While effective, it took about three years to develop their technique, a technique which as it exists now applies only to microbial genomes. However, Brown is okay with that, considering those were exactly the problems they were aiming to solve. “The fourth paper is really about the effects that theory and engineering have on actually doing biology. We’re looking at incredibly complicated microbial populations in soil and we’re able to go several hundred gigabytes of data and distill it down to three or four gigabytes of actual genomic sequence.”

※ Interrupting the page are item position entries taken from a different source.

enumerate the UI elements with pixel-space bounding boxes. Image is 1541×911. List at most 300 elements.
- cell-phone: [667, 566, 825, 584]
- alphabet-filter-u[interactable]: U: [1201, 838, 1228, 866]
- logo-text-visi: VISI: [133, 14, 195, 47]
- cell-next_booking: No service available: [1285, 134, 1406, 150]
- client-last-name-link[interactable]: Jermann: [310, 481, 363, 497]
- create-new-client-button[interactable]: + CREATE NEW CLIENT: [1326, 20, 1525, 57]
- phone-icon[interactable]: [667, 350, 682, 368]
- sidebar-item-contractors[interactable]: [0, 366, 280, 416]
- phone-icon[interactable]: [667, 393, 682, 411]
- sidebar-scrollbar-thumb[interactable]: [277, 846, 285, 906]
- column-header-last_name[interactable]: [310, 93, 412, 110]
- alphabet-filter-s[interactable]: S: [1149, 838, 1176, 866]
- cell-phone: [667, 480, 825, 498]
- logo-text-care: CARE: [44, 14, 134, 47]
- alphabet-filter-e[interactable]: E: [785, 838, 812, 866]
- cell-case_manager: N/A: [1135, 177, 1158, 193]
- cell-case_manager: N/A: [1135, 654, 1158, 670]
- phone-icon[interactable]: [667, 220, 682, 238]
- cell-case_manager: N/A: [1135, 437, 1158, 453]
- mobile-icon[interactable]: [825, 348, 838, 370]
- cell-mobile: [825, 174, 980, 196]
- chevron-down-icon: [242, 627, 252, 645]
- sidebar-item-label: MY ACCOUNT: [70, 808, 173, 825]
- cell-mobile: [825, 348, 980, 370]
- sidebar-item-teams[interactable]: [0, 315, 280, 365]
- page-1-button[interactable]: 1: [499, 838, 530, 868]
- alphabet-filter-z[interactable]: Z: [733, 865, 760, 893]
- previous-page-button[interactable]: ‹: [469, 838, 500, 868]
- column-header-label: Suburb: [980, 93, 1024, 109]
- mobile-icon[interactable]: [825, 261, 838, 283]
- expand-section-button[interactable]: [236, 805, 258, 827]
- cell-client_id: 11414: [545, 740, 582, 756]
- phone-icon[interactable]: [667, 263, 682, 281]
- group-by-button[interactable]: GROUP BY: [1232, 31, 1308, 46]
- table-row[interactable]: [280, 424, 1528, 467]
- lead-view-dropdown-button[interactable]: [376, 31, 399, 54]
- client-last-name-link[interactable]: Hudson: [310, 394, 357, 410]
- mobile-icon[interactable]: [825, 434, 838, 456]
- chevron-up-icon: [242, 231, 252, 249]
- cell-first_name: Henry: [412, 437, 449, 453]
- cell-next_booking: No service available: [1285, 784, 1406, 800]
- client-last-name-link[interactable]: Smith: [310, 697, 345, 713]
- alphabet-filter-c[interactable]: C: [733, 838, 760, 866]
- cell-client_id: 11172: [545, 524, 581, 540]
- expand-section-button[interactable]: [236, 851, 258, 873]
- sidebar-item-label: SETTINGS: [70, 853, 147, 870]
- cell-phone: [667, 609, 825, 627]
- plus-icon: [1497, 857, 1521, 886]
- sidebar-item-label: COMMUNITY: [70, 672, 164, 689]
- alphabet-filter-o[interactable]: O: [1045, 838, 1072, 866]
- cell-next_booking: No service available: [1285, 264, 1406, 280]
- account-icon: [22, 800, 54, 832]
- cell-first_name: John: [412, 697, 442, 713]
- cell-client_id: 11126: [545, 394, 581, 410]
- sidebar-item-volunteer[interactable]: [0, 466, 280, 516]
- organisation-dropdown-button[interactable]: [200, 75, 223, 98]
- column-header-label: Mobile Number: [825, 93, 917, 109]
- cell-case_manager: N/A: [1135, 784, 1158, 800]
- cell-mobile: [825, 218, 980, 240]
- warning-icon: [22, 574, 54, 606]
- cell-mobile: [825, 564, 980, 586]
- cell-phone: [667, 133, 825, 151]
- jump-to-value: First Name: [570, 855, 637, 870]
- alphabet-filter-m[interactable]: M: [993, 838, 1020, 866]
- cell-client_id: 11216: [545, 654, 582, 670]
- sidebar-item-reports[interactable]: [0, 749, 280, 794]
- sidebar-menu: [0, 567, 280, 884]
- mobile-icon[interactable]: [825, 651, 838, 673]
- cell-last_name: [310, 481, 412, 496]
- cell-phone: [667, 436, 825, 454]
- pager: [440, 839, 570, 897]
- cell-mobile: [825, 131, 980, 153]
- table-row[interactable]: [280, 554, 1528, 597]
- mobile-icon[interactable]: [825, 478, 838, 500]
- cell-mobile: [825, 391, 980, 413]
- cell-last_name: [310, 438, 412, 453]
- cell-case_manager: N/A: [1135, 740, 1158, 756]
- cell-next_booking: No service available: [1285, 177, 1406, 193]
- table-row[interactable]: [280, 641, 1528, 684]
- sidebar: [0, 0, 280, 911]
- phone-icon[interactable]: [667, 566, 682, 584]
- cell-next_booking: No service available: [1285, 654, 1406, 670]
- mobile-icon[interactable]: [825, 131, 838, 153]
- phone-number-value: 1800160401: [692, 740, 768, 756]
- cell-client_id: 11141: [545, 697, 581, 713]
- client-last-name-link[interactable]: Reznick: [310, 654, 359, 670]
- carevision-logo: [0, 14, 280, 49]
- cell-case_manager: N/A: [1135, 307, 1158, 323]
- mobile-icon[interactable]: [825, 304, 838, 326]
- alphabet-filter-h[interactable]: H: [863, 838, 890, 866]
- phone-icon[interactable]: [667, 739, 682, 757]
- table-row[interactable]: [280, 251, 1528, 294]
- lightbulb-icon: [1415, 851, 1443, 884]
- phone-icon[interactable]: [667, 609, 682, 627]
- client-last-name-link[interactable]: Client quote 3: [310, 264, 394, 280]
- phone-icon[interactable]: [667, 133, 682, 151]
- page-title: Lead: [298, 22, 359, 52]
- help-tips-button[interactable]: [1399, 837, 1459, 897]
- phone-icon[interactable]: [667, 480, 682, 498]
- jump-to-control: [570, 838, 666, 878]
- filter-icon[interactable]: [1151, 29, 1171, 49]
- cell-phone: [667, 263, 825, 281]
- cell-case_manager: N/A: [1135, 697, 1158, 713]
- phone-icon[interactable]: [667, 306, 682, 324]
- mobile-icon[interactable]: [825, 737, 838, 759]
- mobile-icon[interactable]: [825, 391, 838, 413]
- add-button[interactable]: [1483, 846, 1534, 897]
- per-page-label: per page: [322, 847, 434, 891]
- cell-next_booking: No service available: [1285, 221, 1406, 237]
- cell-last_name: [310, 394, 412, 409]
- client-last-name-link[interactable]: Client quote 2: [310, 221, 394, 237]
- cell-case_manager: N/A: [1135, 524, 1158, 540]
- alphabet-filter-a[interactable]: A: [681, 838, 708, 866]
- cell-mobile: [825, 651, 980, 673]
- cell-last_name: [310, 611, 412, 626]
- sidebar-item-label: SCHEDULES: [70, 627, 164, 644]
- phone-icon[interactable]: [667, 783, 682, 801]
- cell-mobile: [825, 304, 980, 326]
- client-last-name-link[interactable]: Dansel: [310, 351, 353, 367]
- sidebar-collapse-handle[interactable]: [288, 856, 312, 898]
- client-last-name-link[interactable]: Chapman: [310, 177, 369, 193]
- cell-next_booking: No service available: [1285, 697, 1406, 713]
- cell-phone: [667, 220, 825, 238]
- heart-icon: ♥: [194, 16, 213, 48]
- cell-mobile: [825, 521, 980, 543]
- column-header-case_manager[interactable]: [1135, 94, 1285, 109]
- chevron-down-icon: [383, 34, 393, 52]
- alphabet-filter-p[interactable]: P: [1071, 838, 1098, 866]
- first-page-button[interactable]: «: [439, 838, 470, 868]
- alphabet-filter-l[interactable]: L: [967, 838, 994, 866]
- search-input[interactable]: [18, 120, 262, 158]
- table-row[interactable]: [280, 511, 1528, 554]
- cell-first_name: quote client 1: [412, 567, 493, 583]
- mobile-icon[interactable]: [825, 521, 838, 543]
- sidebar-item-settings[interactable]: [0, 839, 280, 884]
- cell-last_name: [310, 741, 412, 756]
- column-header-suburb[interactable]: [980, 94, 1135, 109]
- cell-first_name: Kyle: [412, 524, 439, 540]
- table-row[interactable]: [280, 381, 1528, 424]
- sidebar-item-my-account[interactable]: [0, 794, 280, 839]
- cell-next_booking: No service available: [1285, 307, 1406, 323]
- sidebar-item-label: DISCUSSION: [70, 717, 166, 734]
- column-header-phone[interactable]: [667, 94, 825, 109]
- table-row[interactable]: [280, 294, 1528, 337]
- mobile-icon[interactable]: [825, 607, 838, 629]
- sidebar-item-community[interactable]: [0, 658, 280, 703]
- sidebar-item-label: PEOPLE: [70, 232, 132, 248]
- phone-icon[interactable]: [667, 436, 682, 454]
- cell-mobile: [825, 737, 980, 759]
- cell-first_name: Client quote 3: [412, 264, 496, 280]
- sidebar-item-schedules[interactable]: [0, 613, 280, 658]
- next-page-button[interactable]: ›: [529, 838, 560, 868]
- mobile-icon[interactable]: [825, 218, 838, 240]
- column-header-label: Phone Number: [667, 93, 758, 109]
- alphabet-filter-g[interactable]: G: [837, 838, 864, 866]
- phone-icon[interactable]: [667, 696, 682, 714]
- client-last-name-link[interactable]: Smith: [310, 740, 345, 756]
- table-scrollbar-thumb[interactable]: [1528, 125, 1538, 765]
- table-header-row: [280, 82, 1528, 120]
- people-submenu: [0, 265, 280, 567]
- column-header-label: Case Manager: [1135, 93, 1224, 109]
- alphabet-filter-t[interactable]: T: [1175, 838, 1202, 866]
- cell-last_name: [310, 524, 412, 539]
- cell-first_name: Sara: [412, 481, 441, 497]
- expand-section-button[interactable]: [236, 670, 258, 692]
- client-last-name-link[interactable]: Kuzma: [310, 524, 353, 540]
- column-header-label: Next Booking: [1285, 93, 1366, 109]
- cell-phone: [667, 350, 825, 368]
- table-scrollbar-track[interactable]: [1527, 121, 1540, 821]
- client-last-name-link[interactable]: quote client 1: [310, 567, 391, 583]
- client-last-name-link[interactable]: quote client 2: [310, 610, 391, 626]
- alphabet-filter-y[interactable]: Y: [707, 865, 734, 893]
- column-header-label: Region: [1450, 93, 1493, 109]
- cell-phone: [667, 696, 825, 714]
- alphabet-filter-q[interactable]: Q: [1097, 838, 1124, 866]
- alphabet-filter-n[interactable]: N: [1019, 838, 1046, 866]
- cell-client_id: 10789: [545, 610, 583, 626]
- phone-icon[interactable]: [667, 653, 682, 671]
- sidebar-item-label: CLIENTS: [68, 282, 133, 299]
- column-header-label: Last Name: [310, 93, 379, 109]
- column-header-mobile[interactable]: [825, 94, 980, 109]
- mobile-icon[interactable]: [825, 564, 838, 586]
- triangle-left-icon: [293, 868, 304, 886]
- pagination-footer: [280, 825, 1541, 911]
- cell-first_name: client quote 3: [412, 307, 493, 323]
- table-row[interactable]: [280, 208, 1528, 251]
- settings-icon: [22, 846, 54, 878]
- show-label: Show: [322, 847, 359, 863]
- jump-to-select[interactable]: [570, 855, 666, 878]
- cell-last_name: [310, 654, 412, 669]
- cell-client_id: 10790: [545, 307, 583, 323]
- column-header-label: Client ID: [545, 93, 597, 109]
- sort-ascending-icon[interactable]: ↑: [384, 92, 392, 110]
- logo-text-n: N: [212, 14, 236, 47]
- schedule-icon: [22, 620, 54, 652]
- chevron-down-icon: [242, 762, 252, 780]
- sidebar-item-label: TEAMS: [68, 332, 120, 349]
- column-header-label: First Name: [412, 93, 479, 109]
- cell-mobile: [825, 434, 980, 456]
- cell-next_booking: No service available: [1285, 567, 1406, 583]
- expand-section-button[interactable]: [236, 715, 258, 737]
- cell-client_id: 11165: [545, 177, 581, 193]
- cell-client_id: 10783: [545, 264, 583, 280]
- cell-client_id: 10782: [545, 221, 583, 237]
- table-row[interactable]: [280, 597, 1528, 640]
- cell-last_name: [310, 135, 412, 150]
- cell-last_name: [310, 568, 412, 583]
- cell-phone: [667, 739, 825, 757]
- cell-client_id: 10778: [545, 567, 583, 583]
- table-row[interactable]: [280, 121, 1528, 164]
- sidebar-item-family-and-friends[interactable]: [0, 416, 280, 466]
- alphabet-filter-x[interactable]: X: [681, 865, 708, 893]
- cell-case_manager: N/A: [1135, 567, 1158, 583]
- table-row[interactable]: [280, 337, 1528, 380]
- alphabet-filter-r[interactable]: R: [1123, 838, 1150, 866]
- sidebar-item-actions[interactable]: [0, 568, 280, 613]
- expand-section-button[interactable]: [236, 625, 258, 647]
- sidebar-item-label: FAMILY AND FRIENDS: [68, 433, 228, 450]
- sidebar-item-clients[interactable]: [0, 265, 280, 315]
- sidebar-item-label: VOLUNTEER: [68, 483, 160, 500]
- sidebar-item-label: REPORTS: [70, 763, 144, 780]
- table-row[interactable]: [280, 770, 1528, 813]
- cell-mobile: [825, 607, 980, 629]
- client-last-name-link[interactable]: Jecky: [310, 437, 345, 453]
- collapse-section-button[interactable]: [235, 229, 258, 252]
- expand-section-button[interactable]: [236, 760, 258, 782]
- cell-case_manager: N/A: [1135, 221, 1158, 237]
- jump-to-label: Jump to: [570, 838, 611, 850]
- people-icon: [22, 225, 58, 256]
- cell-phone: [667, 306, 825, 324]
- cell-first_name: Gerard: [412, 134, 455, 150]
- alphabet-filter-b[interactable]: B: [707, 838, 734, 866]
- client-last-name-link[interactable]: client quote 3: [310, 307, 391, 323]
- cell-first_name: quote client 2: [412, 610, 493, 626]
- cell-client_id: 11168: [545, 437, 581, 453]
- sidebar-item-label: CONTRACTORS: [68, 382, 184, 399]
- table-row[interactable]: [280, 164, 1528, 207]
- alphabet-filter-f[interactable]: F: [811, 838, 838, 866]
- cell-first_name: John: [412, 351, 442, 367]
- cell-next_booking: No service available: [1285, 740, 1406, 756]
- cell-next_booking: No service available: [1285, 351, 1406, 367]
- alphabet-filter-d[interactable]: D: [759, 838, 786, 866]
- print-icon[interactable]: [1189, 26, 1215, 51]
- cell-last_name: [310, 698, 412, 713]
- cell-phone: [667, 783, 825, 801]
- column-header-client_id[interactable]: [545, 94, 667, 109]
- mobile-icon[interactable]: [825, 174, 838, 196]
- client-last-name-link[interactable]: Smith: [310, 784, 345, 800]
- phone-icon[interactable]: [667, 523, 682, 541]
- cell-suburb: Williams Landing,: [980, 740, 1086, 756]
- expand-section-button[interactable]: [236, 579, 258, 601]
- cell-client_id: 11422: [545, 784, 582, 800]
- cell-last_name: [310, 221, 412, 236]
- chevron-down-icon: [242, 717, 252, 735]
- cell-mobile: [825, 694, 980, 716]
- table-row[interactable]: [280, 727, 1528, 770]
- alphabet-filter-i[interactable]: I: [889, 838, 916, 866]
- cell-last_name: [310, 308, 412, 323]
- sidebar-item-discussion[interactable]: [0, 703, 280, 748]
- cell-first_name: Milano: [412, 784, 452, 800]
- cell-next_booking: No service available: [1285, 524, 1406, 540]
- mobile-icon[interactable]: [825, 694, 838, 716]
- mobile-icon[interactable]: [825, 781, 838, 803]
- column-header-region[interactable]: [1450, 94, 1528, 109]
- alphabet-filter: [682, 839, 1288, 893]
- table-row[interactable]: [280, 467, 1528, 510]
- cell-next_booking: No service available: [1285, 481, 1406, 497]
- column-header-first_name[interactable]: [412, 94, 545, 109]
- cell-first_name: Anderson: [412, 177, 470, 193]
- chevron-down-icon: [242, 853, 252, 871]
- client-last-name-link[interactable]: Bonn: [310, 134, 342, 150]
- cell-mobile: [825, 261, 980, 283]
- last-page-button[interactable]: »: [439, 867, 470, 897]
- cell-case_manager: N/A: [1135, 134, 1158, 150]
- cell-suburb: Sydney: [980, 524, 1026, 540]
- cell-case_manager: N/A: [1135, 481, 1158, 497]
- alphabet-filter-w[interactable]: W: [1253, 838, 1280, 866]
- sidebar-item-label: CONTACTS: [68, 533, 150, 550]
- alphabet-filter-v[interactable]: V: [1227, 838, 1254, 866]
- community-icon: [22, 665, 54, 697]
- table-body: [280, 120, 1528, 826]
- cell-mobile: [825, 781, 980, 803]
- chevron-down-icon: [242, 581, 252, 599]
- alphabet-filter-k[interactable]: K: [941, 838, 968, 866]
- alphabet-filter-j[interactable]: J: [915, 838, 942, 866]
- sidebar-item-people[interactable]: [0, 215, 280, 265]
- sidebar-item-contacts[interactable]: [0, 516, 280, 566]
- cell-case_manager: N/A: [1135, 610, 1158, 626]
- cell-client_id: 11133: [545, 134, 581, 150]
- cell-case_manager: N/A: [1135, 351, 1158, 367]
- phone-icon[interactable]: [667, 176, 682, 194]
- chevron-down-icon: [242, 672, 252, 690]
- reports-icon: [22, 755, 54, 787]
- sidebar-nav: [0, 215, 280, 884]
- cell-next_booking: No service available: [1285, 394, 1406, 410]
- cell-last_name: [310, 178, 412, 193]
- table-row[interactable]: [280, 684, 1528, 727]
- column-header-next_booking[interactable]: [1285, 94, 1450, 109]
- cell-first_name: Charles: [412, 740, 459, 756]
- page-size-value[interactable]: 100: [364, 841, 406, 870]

Several hundred gigabytes is a significant improvement over the sixty previously mentioned. But the technology, according to Brown, is improving in not just volume but velocity as well. Six months ago, Brown notes, they were generally able to analyze data that took a week to collect in six to eight weeks. Their benchmark is to be able to analyze that same data in less time than it takes to collect it. “With the new release of our software, we’re pretty sure we can get that down to two to three days. We’re talking about 3-600 gigabytes of data, and not including transferring the data around, it’ll take under a week to analyze that data.”
Brown sees this technique being used to solve microbial problems relating to both the environment and biomedicine. With the environment, Brown is focusing on the highly interesting development that soil-based microbes found in farming fields are contributing a significant amount of carbon dioxide to the atmosphere, such that agriculture may be actually be more responsible for global warming than we may think.
“To understand how and why that happens, you need to understand what the microbes in the soil are actually doing. And that’s where the ability to take the vast amount of data, analyzing it and distilling it into some kind of functional information, is essentially impossible without the technique we developed.”
Brown also looked to the Human Microbiome project already under way, a project designed to research the effects of the billions of microbes that exist in our bodies. While those microbes are not as diverse, Brown’s technique could still prove useful and efficient. “Our technique makes it much easier to use the stuff that you get when you gather a bunch of data about what microbes are present and what function they might be performing.”
Brown here is helping to solve a significant big data problem. It is understood that while there exists quite a lot of data out there, it is difficult to instruct a computer to discern which data is useful and which is not. Brown has taught his computers to do just that, even if it is just for his very specific problem. But perhaps his techniques can be carried to other fields, which would be quite the exciting prospect.